西園寺先生は紡木さんに触れたい


「あ、ここで大丈夫です。ありがとうございます。」


家の前に着くといつもと同じところで車を止めるように、西園寺に促した。


西園寺もいつもと同じように歩道側に車を寄せるとゆっくりと停車した。



「遅くまでお疲れ様。」

「先生こそ、毎日お疲れ様です。…じゃあ。」


そう言って車から降りようとする紡木に、西園寺は「待って。」と引き留めた。


紡木は少し驚いた顔をして西園寺の方を振り向くと、ばちりと視線が交わって見つめ合う形になった。

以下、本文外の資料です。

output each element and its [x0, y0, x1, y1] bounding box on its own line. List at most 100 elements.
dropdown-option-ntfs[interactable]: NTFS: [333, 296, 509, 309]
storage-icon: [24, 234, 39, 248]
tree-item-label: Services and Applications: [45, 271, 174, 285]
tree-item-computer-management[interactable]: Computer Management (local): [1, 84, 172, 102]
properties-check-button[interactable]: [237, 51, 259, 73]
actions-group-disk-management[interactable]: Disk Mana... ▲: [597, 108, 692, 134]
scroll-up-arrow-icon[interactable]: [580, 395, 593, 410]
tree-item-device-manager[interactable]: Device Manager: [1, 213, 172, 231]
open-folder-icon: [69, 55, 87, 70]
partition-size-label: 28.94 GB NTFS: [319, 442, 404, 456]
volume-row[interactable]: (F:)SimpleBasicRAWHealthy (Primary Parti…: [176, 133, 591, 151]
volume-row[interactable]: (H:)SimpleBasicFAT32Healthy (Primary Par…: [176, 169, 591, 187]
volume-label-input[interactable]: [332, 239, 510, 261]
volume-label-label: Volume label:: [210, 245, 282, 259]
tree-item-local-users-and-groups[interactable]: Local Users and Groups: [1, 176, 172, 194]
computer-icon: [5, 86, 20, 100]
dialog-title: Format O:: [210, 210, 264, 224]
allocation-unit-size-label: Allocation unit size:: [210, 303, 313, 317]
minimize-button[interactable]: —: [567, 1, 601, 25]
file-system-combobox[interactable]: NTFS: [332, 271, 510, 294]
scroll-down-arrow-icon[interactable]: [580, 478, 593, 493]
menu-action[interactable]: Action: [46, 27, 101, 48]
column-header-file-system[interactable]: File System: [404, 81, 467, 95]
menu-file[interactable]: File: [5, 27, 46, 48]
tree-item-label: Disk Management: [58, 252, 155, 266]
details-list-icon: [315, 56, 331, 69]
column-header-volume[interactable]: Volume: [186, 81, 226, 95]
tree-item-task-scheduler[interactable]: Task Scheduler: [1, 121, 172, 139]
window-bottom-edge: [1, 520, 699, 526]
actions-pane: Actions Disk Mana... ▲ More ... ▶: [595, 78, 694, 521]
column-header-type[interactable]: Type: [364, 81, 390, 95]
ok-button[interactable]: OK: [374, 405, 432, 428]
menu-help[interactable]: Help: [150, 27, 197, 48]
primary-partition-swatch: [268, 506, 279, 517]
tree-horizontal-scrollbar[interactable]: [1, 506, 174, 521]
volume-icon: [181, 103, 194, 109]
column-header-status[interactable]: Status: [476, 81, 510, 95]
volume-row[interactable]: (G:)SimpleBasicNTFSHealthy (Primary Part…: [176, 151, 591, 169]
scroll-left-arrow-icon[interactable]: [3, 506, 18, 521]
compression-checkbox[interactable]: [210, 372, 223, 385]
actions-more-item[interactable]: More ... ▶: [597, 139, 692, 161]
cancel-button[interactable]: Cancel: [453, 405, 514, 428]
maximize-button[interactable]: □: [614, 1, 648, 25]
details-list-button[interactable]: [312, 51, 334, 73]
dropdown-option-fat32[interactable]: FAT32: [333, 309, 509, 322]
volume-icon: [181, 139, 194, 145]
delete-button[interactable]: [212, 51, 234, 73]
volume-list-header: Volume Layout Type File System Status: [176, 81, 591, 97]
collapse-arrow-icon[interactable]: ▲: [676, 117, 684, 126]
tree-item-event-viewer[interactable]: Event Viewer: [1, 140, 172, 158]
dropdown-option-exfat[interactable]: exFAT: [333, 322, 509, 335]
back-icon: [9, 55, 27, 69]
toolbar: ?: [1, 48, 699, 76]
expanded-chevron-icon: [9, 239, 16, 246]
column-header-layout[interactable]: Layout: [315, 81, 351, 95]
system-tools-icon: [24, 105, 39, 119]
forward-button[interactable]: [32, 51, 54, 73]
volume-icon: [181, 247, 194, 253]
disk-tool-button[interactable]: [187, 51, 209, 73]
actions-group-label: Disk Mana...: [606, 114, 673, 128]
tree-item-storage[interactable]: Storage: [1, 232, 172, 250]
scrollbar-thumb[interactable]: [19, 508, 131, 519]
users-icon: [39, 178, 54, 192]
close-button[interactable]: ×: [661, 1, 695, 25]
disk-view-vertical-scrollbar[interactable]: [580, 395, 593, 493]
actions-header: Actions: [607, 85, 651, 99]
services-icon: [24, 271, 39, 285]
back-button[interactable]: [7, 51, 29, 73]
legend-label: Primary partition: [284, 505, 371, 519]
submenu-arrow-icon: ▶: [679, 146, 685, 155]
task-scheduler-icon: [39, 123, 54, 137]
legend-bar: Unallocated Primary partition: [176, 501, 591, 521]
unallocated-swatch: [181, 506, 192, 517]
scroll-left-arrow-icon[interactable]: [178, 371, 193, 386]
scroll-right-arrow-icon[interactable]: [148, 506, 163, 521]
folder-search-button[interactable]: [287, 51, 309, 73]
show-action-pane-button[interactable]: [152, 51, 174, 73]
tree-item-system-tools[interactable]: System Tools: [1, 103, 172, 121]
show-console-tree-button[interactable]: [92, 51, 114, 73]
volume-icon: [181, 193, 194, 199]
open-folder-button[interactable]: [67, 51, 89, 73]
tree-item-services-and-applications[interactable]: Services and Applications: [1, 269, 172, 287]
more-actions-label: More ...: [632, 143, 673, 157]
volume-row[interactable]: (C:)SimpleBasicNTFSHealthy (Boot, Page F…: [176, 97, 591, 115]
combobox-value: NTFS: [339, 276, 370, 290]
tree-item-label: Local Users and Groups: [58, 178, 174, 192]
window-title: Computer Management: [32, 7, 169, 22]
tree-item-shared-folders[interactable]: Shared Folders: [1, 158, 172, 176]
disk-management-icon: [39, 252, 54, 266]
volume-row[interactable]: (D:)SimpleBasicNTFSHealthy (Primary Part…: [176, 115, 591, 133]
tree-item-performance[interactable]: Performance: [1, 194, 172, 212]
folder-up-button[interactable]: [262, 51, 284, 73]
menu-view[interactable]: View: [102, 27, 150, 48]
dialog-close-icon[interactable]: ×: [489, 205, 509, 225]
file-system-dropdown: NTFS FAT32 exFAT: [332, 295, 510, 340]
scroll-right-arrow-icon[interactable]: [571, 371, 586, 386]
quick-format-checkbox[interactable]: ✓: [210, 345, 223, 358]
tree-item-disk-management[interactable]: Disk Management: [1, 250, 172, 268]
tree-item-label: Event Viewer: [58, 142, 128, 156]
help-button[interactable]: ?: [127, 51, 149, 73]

なぜか視線を逸らせず固まっている紡木に、西園寺もいつになく緊張した面持ちで紡木をまっすぐ見つめた。



「…好きだよ、紡木さん。」



幾度となく言われた好きの言葉も、いつもと違う声色のそれは今までよりももっと特別に聞こえた。


「えっ、あ、…さようなら!」


紡木は顔を真っ赤にして逃げるように車内を後にした。


な、何!?
私の心臓、おちついて!


聞いたことのない音を上げる心臓に、紡木は気が動転してマンションのエレベーターをスルーして階段を駆け上がった。